On Wed, 2012-12-19 at 15:10 +0000, Nathaniel Smith wrote: <snip>
Is this something that can be rolled into Numpy (the feature, not my particular implementation or interface - though I'd be happy for it to be so)?
Regarding (b), I've written a test case that works for Linux on x86-64 with GCC (my platform!). I can test it on 32-bit windows, but that's it. Is ARM supported by Numpy? Neon would be great to include as well. What other platforms might need this?
Your code looks simple and portable to me (at least the alignment part). I can see a good argument for adding this sort of functionality directly to numpy with a nice interface, though, since these kind of requirements seem quite common these days. Maybe an interface like a = np.asarray([1, 2, 3], base_alignment=32) # should this be in bits or in bytes? b = np.empty((10, 10), order="C", base_alignment=32) # etc. assert a.base_alignment == 32 which underneath tries to use posix_memalign/_aligned_malloc when possible, or falls back on the overallocation trick otherwise?
There is a thread about this from several years back.
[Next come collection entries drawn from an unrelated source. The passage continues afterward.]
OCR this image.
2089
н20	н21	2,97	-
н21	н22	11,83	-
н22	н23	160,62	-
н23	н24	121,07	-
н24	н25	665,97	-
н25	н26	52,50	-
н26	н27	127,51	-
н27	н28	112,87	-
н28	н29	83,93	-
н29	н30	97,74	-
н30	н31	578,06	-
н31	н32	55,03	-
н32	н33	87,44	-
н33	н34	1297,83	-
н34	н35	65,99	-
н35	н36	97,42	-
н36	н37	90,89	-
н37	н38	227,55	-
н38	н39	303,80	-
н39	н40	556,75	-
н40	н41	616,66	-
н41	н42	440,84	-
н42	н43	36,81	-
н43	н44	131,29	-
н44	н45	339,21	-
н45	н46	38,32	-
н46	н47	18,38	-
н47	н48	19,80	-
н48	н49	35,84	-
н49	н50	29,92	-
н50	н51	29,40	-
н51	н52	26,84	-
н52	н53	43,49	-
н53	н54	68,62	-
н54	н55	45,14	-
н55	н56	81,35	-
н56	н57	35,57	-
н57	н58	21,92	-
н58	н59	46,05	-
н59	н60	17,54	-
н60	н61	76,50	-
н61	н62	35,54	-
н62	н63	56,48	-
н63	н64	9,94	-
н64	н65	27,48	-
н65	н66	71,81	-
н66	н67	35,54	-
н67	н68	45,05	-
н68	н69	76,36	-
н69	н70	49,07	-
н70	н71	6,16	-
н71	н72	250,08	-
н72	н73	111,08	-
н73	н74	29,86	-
IIRC, David Cournapeau was interested in the same problem. At first glance, the alignment keyword looks interesting. One possible concern is keeping alignment for rows, views, etc., which is probably not possible in any sensible way. But people who need this most likely know what they are doing and just need memory allocated on the proper boundary.
Right, my intuition is that it's like order="C" -- if you make a new array by, say, indexing, then it may or may not have order="C", no guarantees. So when you care, you call asarray(a, order="C") and that either makes a copy or not as needed. Similarly for base alignment.
I guess to push this analogy even further we could define a set of array flags, ALIGNED_8, ALIGNED_16, etc. (In practice only power-of-2 alignment matters, I think, so the number of flags would remain manageable?) That would make the C API easier to deal with too, no need to add PyArray_FromAnyAligned.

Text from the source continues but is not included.